Si ce n'est pas évident pour des avocats, vous pouvez vous imaginer que ce l'est encore moins pour les justiciables, spécialement pour les gens qui seront appelés à verser des pensions alimentaires. Ils vont regarder les tables et dire: «On ne considère que mon revenu; on ne tient pas compte du revenu de mon conjoint.» Il va falloir vraiment expliquer cela de façon... Mais c'est vendable, oui.

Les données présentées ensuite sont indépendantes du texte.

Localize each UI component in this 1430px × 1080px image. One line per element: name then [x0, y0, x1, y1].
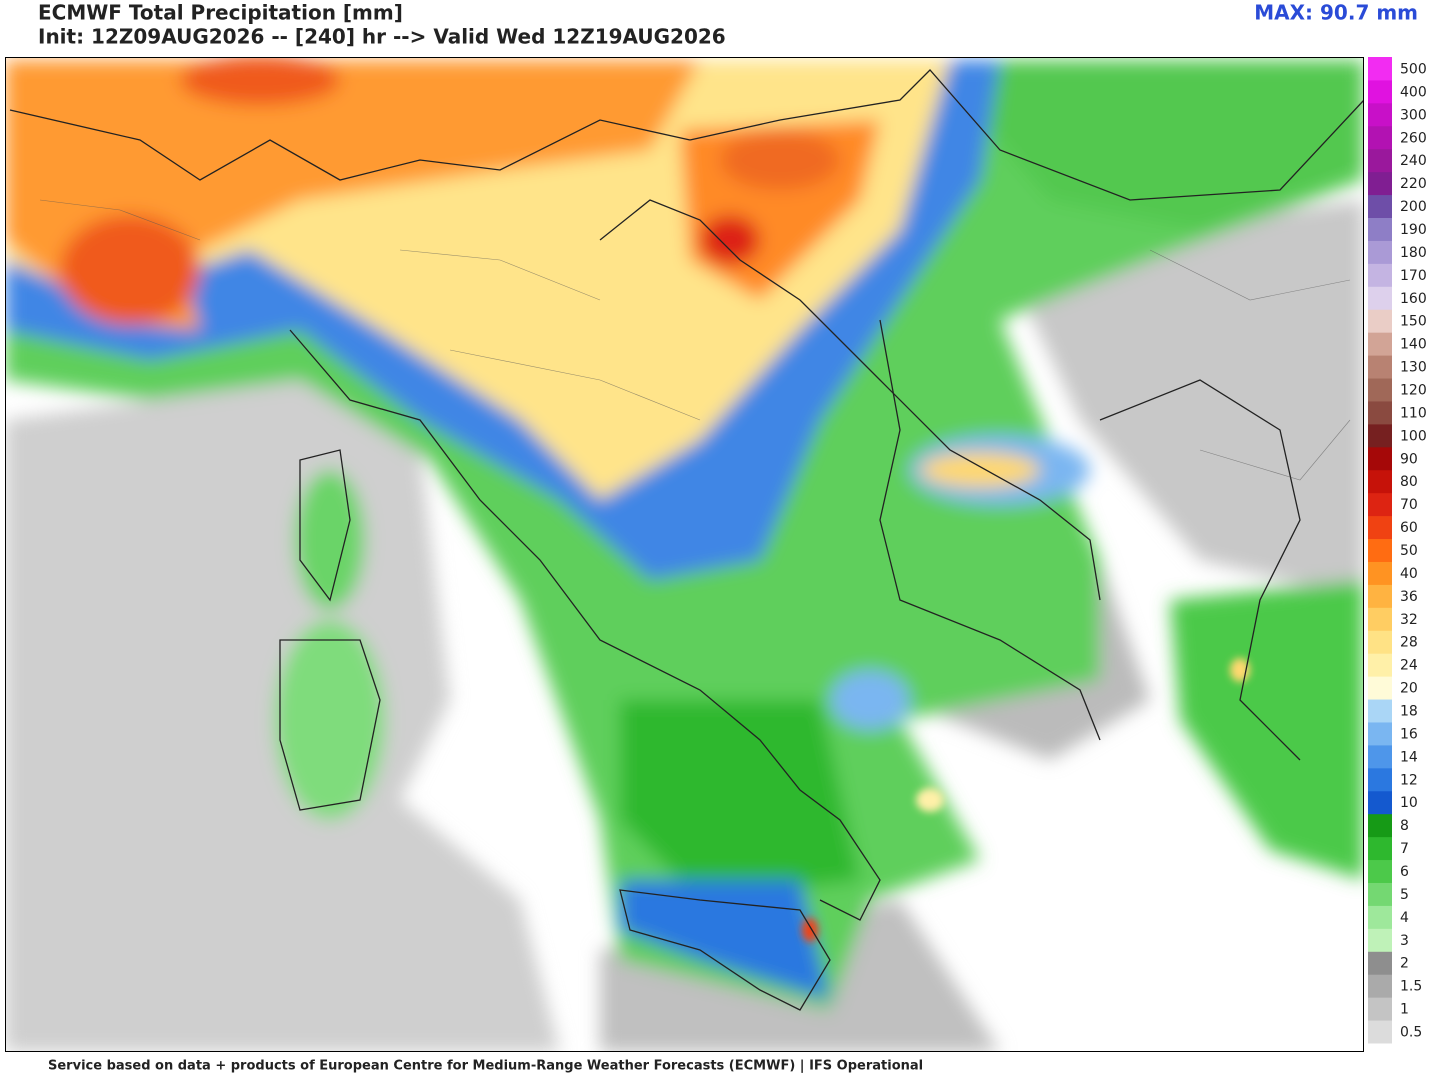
colorbar-label: 3: [1400, 933, 1409, 949]
colorbar-label: 7: [1400, 841, 1409, 857]
colorbar-cell: [1368, 378, 1392, 402]
colorbar-label: 300: [1400, 107, 1427, 123]
colorbar-cell: [1368, 492, 1392, 517]
colorbar-cell: [1368, 217, 1392, 241]
colorbar-cell: [1368, 469, 1392, 494]
colorbar-cell: [1368, 194, 1392, 219]
colorbar-cell: [1368, 859, 1392, 883]
colorbar-label: 8: [1400, 818, 1409, 834]
colorbar-cell: [1368, 538, 1392, 562]
colorbar-label: 170: [1400, 268, 1427, 284]
colorbar-cell: [1368, 584, 1392, 608]
colorbar-cell: [1368, 263, 1392, 287]
colorbar-label: 80: [1400, 474, 1418, 490]
colorbar-cell: [1368, 102, 1392, 127]
colorbar-label: 5: [1400, 887, 1409, 903]
colorbar-cell: [1368, 57, 1392, 81]
colorbar-label: 2: [1400, 956, 1409, 972]
colorbar-label: 110: [1400, 405, 1427, 421]
colorbar-label: 18: [1400, 704, 1418, 720]
colorbar-cell: [1368, 446, 1392, 471]
colorbar-label: 180: [1400, 245, 1427, 261]
colorbar-label: 120: [1400, 382, 1427, 398]
colorbar-label: 70: [1400, 497, 1418, 513]
colorbar-label: 36: [1400, 589, 1418, 605]
colorbar-cell: [1368, 400, 1392, 425]
colorbar-cell: [1368, 515, 1392, 540]
colorbar-label: 1: [1400, 1002, 1409, 1018]
colorbar-cell: [1368, 125, 1392, 150]
footer: Service based on data + products of Euro…: [48, 1059, 923, 1074]
colorbar-label: 4: [1400, 910, 1409, 926]
colorbar-label: 0.5: [1400, 1025, 1422, 1041]
colorbar-label: 130: [1400, 360, 1427, 376]
colorbar-label: 140: [1400, 337, 1427, 353]
colorbar-label: 24: [1400, 658, 1418, 674]
colorbar-label: 200: [1400, 199, 1427, 215]
colorbar-label: 150: [1400, 314, 1427, 330]
colorbar-label: 220: [1400, 176, 1427, 192]
colorbar-cell: [1368, 882, 1392, 906]
colorbar-cell: [1368, 286, 1392, 310]
colorbar-label: 160: [1400, 291, 1427, 307]
colorbar-label: 32: [1400, 612, 1418, 628]
colorbar-label: 10: [1400, 795, 1418, 811]
colorbar-cell: [1368, 561, 1392, 585]
colorbar-label: 28: [1400, 635, 1418, 651]
colorbar-label: 6: [1400, 864, 1409, 880]
colorbar-cell: [1368, 148, 1392, 173]
max-value: MAX: 90.7 mm: [1254, 1, 1418, 25]
colorbar-label: 1.5: [1400, 979, 1422, 995]
colorbar-cell: [1368, 951, 1392, 975]
colorbar-cell: [1368, 1020, 1392, 1044]
colorbar-label: 20: [1400, 681, 1418, 697]
colorbar-cell: [1368, 905, 1392, 929]
colorbar-label: 500: [1400, 61, 1427, 77]
colorbar-label: 40: [1400, 566, 1418, 582]
colorbar-cell: [1368, 813, 1392, 838]
colorbar-cell: [1368, 767, 1392, 792]
colorbar-cell: [1368, 676, 1392, 700]
colorbar-label: 50: [1400, 543, 1418, 559]
colorbar-cell: [1368, 240, 1392, 264]
colorbar-label: 260: [1400, 130, 1427, 146]
colorbar-label: 190: [1400, 222, 1427, 238]
colorbar-cell: [1368, 171, 1392, 196]
subtitle: Init: 12Z09AUG2026 -- [240] hr --> Valid…: [38, 25, 726, 49]
colorbar-cell: [1368, 928, 1392, 952]
colorbar-cell: [1368, 355, 1392, 379]
colorbar-label: 90: [1400, 451, 1418, 467]
colorbar-label: 12: [1400, 772, 1418, 788]
colorbar-label: 60: [1400, 520, 1418, 536]
colorbar-cell: [1368, 630, 1392, 654]
colorbar-cell: [1368, 790, 1392, 815]
colorbar-label: 16: [1400, 726, 1418, 742]
colorbar-cell: [1368, 974, 1392, 998]
colorbar-cell: [1368, 423, 1392, 448]
colorbar-label: 100: [1400, 428, 1427, 444]
colorbar-cell: [1368, 332, 1392, 356]
colorbar-label: 400: [1400, 84, 1427, 100]
colorbar-label: 240: [1400, 153, 1427, 169]
colorbar-cell: [1368, 997, 1392, 1021]
colorbar: 0.5 1 1.5 2 3 4 5 6 7 8 10 12 14 16 18 20 24 28 32 36 40 50 60…: [1368, 57, 1427, 1044]
colorbar-cell: [1368, 653, 1392, 677]
colorbar-cell: [1368, 836, 1392, 861]
colorbar-cell: [1368, 309, 1392, 333]
colorbar-cell: [1368, 607, 1392, 631]
colorbar-cell: [1368, 79, 1392, 104]
colorbar-label: 14: [1400, 749, 1418, 765]
precipitation-map: [5, 57, 1364, 1052]
colorbar-cell: [1368, 699, 1392, 723]
colorbar-cell: [1368, 744, 1392, 769]
colorbar-cell: [1368, 721, 1392, 746]
title: ECMWF Total Precipitation [mm]: [38, 1, 403, 25]
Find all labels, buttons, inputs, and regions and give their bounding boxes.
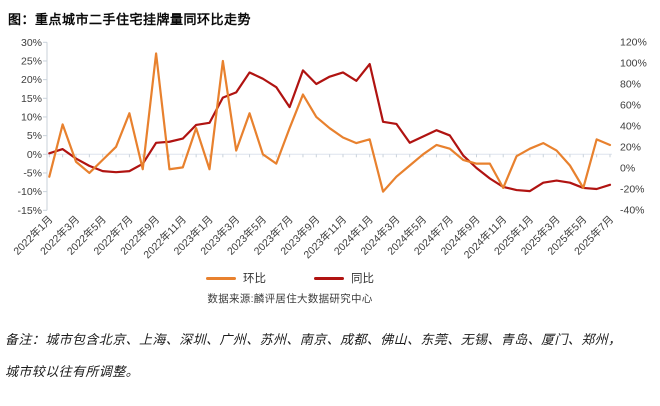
chart-legend: 环比 同比 <box>0 270 580 286</box>
right-axis-tick-label: 40% <box>620 121 641 133</box>
right-axis-tick-label: 80% <box>620 79 641 91</box>
left-axis-tick-label: 25% <box>21 55 42 67</box>
legend-line-icon <box>314 276 344 280</box>
left-axis-tick-label: 5% <box>27 130 42 142</box>
legend-line-icon <box>206 276 236 280</box>
left-axis-tick-label: -5% <box>23 167 42 179</box>
left-axis-tick-label: 0% <box>27 149 42 161</box>
right-axis-tick-label: 20% <box>620 142 641 154</box>
legend-item-yoy: 同比 <box>314 270 374 286</box>
chart-canvas: 30% 25% 20% 15% 10% 5% 0% -5% -10% -15% 120% 100% 80… <box>11 37 647 262</box>
footnote-line-2: 城市较以往有所调整。 <box>5 363 140 379</box>
right-axis-tick-label: -40% <box>620 205 645 217</box>
footnote-line-1: 备注：城市包含北京、上海、深圳、广州、苏州、南京、成都、佛山、东莞、无锡、青岛、… <box>5 332 622 347</box>
left-axis-tick-label: -10% <box>17 186 42 198</box>
left-axis-tick-label: 10% <box>21 111 42 123</box>
legend-label-mom: 环比 <box>243 273 266 285</box>
series-line-环比 <box>48 52 612 193</box>
right-axis-tick-label: 120% <box>620 37 647 49</box>
right-axis-tick-label: 100% <box>620 58 647 70</box>
right-axis-tick-label: 60% <box>620 100 641 112</box>
right-axis-tick-label: -20% <box>620 184 645 196</box>
data-source-caption: 数据来源:麟评居住大数据研究中心 <box>207 293 373 305</box>
left-axis-tick-label: -15% <box>17 205 42 217</box>
right-axis-tick-label: 0% <box>620 163 635 175</box>
footnote-block: 备注：城市包含北京、上海、深圳、广州、苏州、南京、成都、佛山、东莞、无锡、青岛、… <box>5 332 654 381</box>
left-axis-tick-label: 15% <box>21 93 42 105</box>
legend-item-mom: 环比 <box>206 270 266 286</box>
left-axis-tick-label: 20% <box>21 74 42 86</box>
chart-title: 图：重点城市二手住宅挂牌量同环比走势 <box>8 12 252 27</box>
left-axis-tick-label: 30% <box>21 37 42 49</box>
legend-label-yoy: 同比 <box>351 273 374 285</box>
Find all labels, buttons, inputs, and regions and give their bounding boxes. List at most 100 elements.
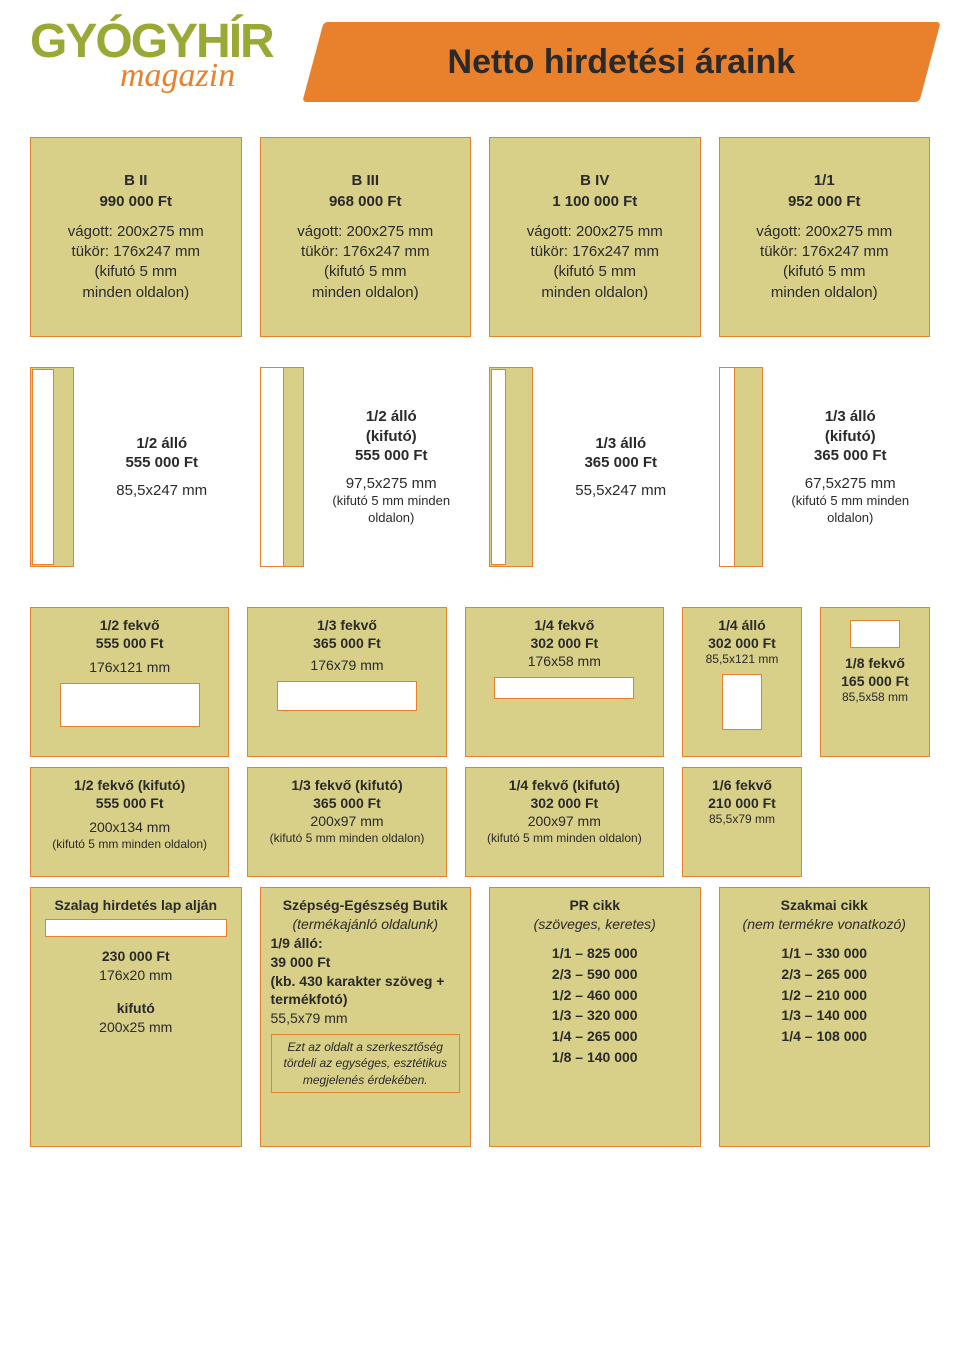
label: kifutó [41,999,231,1018]
card-price: 968 000 Ft [329,192,402,212]
pr-article-card: PR cikk (szöveges, keretes) 1/1 – 825 00… [489,887,701,1147]
label: 1/6 fekvő [689,776,795,794]
item-text: 1/2 álló(kifutó)555 000 Ft97,5x275 mm(ki… [312,407,472,527]
line: (kb. 430 karakter szöveg + termékfotó) [271,972,461,1010]
price: 365 000 Ft [254,794,439,812]
card-line: minden oldalon) [771,283,878,303]
label: 1/4 fekvő [472,616,657,634]
label: 1/2 fekvő (kifutó) [37,776,222,794]
card-line: vágott: 200x275 mm [527,222,663,242]
row3: 1/2 fekvő 555 000 Ft 176x121 mm 1/2 fekv… [30,607,930,877]
dim: 176x121 mm [37,658,222,676]
third-landscape: 1/3 fekvő 365 000 Ft 176x79 mm [247,607,446,757]
label: 1/3 fekvő [254,616,439,634]
list-item: 1/4 – 265 000 [500,1027,690,1046]
preview-shape [60,683,200,727]
title: Szalag hirdetés lap alján [41,896,231,915]
card-line: vágott: 200x275 mm [297,222,433,242]
logo-line2: magazin [120,57,235,95]
preview-shape [722,674,762,730]
card-title: 1/1 [814,171,835,191]
dim: 200x97 mm [254,812,439,830]
page: GYÓGYHÍR magazin Netto hirdetési áraink … [0,0,960,1207]
preview-shape [850,620,900,648]
note: (kifutó 5 mm minden oldalon) [472,831,657,847]
preview-shape [277,681,417,711]
line: 1/9 álló: [271,934,461,953]
item-text: 1/2 álló555 000 Ft85,5x247 mm [82,434,242,501]
beauty-health-card: Szépség-Egészség Butik (termékajánló old… [260,887,472,1147]
pro-article-card: Szakmai cikk (nem termékre vonatkozó) 1/… [719,887,931,1147]
logo: GYÓGYHÍR magazin [30,20,273,95]
card-price: 1 100 000 Ft [552,192,637,212]
list-item: 1/1 – 330 000 [730,944,920,963]
card-line: minden oldalon) [541,283,648,303]
price-card: B IV1 100 000 Ftvágott: 200x275 mmtükör:… [489,137,701,337]
dim: 85,5x121 mm [689,652,795,668]
card-line: tükör: 176x247 mm [301,242,429,262]
dim: 200x134 mm [37,818,222,836]
dim: 55,5x79 mm [271,1009,461,1028]
dim: 85,5x79 mm [689,812,795,828]
price: 210 000 Ft [689,794,795,812]
title: PR cikk [500,896,690,915]
price: 555 000 Ft [37,634,222,652]
note: (kifutó 5 mm minden oldalon) [254,831,439,847]
quarter-portrait: 1/4 álló 302 000 Ft 85,5x121 mm [682,607,802,757]
price-card: B III968 000 Ft vágott: 200x275 mmtükör: … [260,137,472,337]
label: 1/2 fekvő [37,616,222,634]
list-item: 1/2 – 460 000 [500,986,690,1005]
preview-shape [494,677,634,699]
title-banner: Netto hirdetési áraink [313,22,930,102]
card-line: (kifutó 5 mm [783,262,866,282]
ribbon-ad-card: Szalag hirdetés lap alján 230 000 Ft 176… [30,887,242,1147]
card-line: (kifutó 5 mm [94,262,177,282]
dim: 200x25 mm [41,1018,231,1037]
card-line: minden oldalon) [312,283,419,303]
price-list: 1/1 – 330 0002/3 – 265 0001/2 – 210 0001… [730,944,920,1046]
third-landscape-bleed: 1/3 fekvő (kifutó) 365 000 Ft 200x97 mm … [247,767,446,877]
preview-shape [45,919,227,937]
row2: 1/2 álló555 000 Ft85,5x247 mm 1/2 álló(ki… [30,367,930,567]
subtitle: (nem termékre vonatkozó) [730,915,920,934]
dim: 85,5x58 mm [827,690,923,706]
price: 555 000 Ft [37,794,222,812]
price: 365 000 Ft [254,634,439,652]
item-text: 1/3 álló365 000 Ft55,5x247 mm [541,434,701,501]
price-card: 1/1952 000 Ft vágott: 200x275 mmtükör: 17… [719,137,931,337]
list-item: 2/3 – 265 000 [730,965,920,984]
row4-col2: Szépség-Egészség Butik (termékajánló old… [260,887,472,1147]
page-title: Netto hirdetési áraink [313,22,930,102]
card-line: vágott: 200x275 mm [756,222,892,242]
card-line: tükör: 176x247 mm [72,242,200,262]
label: 1/4 fekvő (kifutó) [472,776,657,794]
row1: B II990 000 Ftvágott: 200x275 mmtükör: 1… [30,137,930,337]
card-line: minden oldalon) [82,283,189,303]
list-item: 1/3 – 140 000 [730,1006,920,1025]
portrait-item: 1/3 álló365 000 Ft55,5x247 mm [489,367,701,567]
card-line: tükör: 176x247 mm [760,242,888,262]
card-title: B III [351,171,379,191]
card-price: 952 000 Ft [788,192,861,212]
subtitle: (szöveges, keretes) [500,915,690,934]
row3-col4: 1/4 álló 302 000 Ft 85,5x121 mm 1/6 fekv… [682,607,802,877]
list-item: 1/1 – 825 000 [500,944,690,963]
note: Ezt az oldalt a szerkesztőség tördeli az… [271,1034,461,1093]
dim: 200x97 mm [472,812,657,830]
half-landscape: 1/2 fekvő 555 000 Ft 176x121 mm [30,607,229,757]
price: 302 000 Ft [689,634,795,652]
row3-col3: 1/4 fekvő 302 000 Ft 176x58 mm 1/4 fekvő… [465,607,664,877]
sixth-landscape: 1/6 fekvő 210 000 Ft 85,5x79 mm [682,767,802,877]
row4: Szalag hirdetés lap alján 230 000 Ft 176… [30,887,930,1147]
card-title: B IV [580,171,609,191]
preview-shape [30,367,74,567]
list-item: 1/4 – 108 000 [730,1027,920,1046]
label: 1/4 álló [689,616,795,634]
card-line: (kifutó 5 mm [553,262,636,282]
card-line: vágott: 200x275 mm [68,222,204,242]
note: (kifutó 5 mm minden oldalon) [37,837,222,853]
quarter-landscape: 1/4 fekvő 302 000 Ft 176x58 mm [465,607,664,757]
portrait-item: 1/3 álló(kifutó)365 000 Ft67,5x275 mm(ki… [719,367,931,567]
price: 39 000 Ft [271,953,461,972]
preview-shape [719,367,763,567]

Me Goubeau: Je pense que vous avez raison de vous inquiéter de cela. Nous avons rencontré le ministre Allan Rock, qui est venu nous voir à Québec - je viens de Québec - et nous avons réuni à cette occasion une quarantaine d'avocats spécialisés en droit de la famille. Dans l'assemblée, tout le monde avait lu le projet - ce n'était pas le projet de loi C-41 mais les directives, le document le plus important - et une grande partie des avocats n'avaient pas compris la philosophie du système.
Donc, imaginez ce que c'est pour le justiciable. Des avocats spécialisés en droit de la famille, après une lecture peut-être rapide du projet, mais quand même une lecture, n'avaient pas compris que, fondamentalement, il est basé sur la présomption, parfois contestée d'ailleurs, que madame qui, dans la majorité des cas, a la garde des enfants, va utiliser ses revenus de façon convenable pour l'enfant. C'est une chose qui est contestée par certains payeurs et qui peut donc être problématique. Donc, c'est certain que vendre cette idée à un public non averti ne sera pas une mince affaire.
M. DeVillers: Ils ont du travail à faire.
Me Goubeau: Oui.
[Traduction]
La présidente: Je vous remercie.
Monsieur Ramsay, aviez-vous d'autres questions à poser?
M. Ramsay: Non, tout va bien.
La présidente: A-t-on d'autres questions?
Mesdames, je vous remercie beaucoup de votre aide. Nous devons amorcer l'étude article par article demain soir. C'est à ce moment-là que nous discuterons de modifications. Si cela vous intéresse, je suis sûre que la greffière pourra vous décrire brièvement les modifications proposées. Nous les lui avons déjà remises.
Encore une fois, je vous remercie beaucoup.
Madame Grassby, je crois savoir que nous vous reverrons demain, lorsque nous entendrons l'Association du Barreau canadien.
Mme Grassby: Effectivement.
La présidente: Nous vous reverrons avec plaisir.
Je vous remercie beaucoup.
Mme Grassby: C'est nous qui vous remercions.
La présidente: Le comité s'ajourne jusqu'à 9 h 30, demain matin.